2. Add a big ice cube to an Old Fashioned or other comparable glass. Strain the flora (in liquid form) over the ice cube.
September 8, 2017
I recently posted a delicious Italian-inspired drink on the Spiked Punch called The Translation of Giuliana Monti, which I made up for a wonderful night of literature, laughs, and liquid libations. The night centered around the jolly and masterful writer Andrew Sean Greer’s newest, entitled LESS, a book you must buy (I talk about it more in that earlier post, which you should go read, and then you should go read LESS, and now you’re back), and during said night we chatted, joked, took questions, read from the book (well, Andy did), and drank two drinks came up for for the occasion and named after characters in the book.
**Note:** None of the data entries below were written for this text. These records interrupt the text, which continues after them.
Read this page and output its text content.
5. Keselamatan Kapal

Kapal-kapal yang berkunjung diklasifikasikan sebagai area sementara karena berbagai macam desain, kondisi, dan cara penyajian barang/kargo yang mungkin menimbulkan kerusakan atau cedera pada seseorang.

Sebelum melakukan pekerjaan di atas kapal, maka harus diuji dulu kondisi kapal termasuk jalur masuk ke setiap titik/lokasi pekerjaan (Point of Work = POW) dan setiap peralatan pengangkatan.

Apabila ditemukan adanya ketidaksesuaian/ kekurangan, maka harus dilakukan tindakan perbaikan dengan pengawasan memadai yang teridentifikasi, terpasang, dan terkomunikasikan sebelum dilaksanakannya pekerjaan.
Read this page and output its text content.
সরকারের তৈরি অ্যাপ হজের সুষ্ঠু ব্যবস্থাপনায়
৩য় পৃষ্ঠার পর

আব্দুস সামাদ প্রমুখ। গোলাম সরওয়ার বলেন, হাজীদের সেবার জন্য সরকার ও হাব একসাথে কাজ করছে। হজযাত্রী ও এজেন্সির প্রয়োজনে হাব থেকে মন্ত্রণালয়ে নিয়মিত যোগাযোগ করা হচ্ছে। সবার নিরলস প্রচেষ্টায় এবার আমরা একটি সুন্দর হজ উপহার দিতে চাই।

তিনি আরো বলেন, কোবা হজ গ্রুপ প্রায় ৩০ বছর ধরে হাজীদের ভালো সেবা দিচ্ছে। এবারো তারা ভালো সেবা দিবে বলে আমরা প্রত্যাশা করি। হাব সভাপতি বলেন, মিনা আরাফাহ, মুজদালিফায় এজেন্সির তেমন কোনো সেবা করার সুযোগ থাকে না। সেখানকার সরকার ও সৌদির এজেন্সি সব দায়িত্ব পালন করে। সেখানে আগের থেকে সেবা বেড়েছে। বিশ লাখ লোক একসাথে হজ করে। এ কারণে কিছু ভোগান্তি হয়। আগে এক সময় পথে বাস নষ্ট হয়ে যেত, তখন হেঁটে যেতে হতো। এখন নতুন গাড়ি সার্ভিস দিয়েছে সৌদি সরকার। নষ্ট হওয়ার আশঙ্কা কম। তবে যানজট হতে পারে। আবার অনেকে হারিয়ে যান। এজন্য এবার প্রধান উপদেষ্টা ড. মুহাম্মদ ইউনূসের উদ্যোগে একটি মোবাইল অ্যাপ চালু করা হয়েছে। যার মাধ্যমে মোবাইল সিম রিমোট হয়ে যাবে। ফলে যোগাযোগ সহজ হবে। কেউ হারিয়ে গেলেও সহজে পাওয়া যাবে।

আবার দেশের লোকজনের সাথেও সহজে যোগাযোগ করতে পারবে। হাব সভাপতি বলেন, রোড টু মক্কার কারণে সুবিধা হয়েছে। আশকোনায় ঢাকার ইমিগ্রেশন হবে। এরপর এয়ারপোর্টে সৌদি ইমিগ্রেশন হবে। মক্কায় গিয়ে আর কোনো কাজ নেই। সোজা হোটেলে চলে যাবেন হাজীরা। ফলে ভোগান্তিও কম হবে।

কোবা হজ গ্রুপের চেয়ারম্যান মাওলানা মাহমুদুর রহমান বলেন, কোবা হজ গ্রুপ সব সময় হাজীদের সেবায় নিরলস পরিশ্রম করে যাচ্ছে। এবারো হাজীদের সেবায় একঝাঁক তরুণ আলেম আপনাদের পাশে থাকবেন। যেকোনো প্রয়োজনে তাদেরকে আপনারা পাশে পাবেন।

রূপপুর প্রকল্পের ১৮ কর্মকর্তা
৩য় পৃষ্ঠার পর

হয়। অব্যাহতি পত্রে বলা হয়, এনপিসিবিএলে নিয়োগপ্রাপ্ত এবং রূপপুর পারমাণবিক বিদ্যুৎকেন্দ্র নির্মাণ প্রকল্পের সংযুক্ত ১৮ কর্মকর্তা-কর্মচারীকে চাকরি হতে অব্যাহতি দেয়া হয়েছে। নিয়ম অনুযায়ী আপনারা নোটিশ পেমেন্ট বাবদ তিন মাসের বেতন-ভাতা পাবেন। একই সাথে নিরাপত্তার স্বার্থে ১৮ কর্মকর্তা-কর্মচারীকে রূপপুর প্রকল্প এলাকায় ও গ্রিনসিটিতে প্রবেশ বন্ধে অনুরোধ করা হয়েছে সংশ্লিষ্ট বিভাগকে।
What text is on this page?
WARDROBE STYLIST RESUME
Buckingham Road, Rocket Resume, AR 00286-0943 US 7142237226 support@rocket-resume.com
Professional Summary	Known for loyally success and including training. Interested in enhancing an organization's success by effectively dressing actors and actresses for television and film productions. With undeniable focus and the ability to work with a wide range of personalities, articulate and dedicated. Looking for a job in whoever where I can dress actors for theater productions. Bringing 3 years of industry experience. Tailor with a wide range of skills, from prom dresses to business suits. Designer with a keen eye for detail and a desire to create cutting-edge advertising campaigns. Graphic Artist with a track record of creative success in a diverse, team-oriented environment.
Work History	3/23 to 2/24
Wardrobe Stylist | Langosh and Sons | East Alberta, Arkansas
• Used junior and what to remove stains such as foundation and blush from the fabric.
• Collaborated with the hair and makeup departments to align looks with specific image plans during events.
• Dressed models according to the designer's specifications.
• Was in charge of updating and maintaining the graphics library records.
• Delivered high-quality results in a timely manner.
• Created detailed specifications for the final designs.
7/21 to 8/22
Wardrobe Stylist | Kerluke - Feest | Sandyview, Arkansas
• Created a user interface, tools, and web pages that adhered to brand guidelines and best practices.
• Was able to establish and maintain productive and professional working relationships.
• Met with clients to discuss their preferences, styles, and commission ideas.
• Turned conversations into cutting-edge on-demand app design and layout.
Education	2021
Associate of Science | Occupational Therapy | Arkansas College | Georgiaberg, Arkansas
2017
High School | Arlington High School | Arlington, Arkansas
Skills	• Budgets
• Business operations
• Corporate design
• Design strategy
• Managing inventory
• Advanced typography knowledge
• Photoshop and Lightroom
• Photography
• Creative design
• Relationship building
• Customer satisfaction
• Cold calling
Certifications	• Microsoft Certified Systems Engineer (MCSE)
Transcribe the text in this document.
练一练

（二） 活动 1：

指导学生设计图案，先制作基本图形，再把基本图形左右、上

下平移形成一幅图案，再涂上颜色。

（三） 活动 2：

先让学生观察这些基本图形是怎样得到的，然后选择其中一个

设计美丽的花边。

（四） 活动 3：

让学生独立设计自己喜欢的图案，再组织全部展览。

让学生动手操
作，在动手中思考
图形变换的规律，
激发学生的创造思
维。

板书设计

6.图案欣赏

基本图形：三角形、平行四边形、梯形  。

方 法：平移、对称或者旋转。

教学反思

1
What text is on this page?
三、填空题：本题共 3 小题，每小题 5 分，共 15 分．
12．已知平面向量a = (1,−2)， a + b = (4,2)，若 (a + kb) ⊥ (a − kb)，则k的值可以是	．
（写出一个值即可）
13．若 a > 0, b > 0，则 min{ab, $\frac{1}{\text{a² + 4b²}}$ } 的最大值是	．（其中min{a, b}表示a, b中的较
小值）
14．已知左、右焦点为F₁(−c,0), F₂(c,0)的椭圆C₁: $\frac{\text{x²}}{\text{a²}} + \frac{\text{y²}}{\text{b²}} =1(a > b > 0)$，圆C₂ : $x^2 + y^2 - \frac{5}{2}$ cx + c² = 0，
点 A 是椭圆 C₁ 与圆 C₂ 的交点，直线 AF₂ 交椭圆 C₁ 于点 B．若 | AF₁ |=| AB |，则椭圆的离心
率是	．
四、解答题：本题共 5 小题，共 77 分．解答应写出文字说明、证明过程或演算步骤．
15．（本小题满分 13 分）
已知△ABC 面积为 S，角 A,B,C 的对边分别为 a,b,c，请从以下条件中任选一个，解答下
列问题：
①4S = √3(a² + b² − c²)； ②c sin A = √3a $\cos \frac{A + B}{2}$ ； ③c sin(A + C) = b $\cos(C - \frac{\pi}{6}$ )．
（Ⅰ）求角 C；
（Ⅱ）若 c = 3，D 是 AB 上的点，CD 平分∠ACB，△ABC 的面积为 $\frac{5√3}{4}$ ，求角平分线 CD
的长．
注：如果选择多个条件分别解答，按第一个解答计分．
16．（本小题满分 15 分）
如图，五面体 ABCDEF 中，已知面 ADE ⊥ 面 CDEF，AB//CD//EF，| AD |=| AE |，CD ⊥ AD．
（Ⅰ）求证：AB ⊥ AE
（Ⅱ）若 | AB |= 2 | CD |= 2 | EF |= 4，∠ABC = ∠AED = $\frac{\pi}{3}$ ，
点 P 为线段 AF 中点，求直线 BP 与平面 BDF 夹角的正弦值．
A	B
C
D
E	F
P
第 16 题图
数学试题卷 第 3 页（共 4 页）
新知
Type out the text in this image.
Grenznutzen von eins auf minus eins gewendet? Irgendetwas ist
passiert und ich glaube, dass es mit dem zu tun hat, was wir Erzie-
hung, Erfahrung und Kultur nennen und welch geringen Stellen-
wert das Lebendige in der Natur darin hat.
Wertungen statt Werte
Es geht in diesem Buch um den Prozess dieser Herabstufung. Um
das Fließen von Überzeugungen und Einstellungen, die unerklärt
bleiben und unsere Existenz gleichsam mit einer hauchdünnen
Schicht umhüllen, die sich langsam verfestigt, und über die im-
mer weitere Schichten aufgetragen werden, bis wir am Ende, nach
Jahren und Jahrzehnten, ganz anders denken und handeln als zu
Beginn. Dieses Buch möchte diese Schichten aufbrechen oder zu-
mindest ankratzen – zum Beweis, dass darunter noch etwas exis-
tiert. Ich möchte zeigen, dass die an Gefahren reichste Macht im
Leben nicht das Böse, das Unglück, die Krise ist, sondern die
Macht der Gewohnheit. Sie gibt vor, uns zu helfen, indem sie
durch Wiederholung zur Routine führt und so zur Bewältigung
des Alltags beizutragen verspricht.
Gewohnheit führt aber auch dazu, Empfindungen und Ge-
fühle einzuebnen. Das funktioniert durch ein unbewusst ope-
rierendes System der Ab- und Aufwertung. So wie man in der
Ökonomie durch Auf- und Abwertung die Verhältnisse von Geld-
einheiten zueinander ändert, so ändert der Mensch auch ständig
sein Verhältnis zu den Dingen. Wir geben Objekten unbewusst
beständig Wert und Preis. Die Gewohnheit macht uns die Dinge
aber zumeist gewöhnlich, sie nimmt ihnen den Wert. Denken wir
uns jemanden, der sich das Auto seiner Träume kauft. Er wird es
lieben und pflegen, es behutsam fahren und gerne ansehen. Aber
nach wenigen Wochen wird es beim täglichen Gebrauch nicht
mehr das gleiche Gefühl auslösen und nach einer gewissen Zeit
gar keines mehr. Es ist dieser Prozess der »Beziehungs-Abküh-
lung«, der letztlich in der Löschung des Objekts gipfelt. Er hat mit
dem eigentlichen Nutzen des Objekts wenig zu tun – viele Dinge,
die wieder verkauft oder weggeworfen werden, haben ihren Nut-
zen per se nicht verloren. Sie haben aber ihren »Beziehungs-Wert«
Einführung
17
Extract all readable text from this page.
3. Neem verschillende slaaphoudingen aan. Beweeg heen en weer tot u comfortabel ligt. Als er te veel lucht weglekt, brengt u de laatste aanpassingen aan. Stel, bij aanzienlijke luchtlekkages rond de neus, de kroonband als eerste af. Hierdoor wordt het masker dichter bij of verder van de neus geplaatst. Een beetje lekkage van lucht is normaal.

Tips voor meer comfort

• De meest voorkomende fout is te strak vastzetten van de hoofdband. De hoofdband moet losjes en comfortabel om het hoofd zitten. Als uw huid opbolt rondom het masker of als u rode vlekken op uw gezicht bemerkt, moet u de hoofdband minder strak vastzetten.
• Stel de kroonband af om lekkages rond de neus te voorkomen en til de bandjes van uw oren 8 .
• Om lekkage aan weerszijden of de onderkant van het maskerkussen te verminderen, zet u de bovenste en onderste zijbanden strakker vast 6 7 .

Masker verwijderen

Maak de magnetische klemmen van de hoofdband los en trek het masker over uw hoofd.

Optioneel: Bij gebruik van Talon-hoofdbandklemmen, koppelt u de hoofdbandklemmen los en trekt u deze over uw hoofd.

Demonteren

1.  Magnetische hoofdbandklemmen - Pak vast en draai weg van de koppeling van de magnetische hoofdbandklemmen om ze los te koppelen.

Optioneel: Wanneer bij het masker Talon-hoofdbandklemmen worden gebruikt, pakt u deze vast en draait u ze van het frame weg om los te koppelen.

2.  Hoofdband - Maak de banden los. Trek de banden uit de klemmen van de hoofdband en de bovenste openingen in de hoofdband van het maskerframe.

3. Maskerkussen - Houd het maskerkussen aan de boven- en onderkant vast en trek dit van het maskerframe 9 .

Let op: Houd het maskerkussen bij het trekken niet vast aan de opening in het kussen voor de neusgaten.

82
This one, the second, is called Arturo’s Hairy Hands, named for the main character’s tour guide in Mexico City, and is a rare beast in that it has two base spirits. Savor it while savoring LESS and be a happy reader and drinker.
Arturo’s Hairy Hands
1-1/2 ounces Woodinville Whiskey Co. bourbon
1 ounce Maguey mezcal with agave syrup
1/2 ounce Alessio sweet vermouth
1 dash Bittermen’s Xocolati mole bitters
Orange twist, for garnish
1. Fill a cocktail shaker or mixing glass halfway full with ice cubes. Add everything but the orange with your hands. Stir well.
2. Strain into a cocktail glass. Garnish with the orange twist. Sip and read. Sip and read.
September 1, 2017
I recently was lucky enough to have a day where I could make the claim to luckiest person around (admittedly, I haven’t checked with every single person worldwide to test this particular proclamation, but hey, I still believe). On that day I was able to share the stage with my pal, genius novelist Andrew Sean Greer, and talk to him about his latest book LESS, while making him a few cocktails. LESS, if you don’t know, is the book of 2017, gaining raves from near and far – with people like Christopher Buckley saying in the NY Times, “Andrew Sean Greer’s Less is excellent company. It’s no less than bedazzling, bewitching and be-wonderful.” And they’re all well-deserved, because the book is charming, creative, funny, touching, and detailed in locations around the world with so much pizzazz that it’s a wonder Andy isn’t being hired by every city to write about their city. If that makes sense! Buy it now! Anyway, I’m rambling, as one does about great books, but to get back to the booze, for said lucky-day-for-A.J. I made up two drinks for Andy and I to sip while talking, naming both after characters in LESS. This first is named after the Italian translator of Less’ (oh, Arthur Less is the main character in the book, a novelist) latest book, and in honor of her and the Italian section of the book, contains all Italian ingredients.
The Translation of Giuliana Monti
1-1/2 ounces Purus organic Italian vodka
1 ounce Donini Dono di Dio aged vin santo
3/4 ounce Campari
Lemon twist, for garnish
1. Fill a cocktail shaker or mixing glass halfway full of cracked ice. Add everything but the twist. Stir well.
2. Strain into a cocktail glass. Garnish with the twist. Drink while reading LESS.
A Note: Donini Dono di Dio aged vin santo (vin santo being the “holy wine” of Italy, a lush dessert wine) is made by the fine folks at Donini winery, one of the finest in the universe, located in Verna, Italy, in my favorite area of Italy. If you can’t get it, I feel it’s time for you to take a vacation. Or, sub in another vin santo.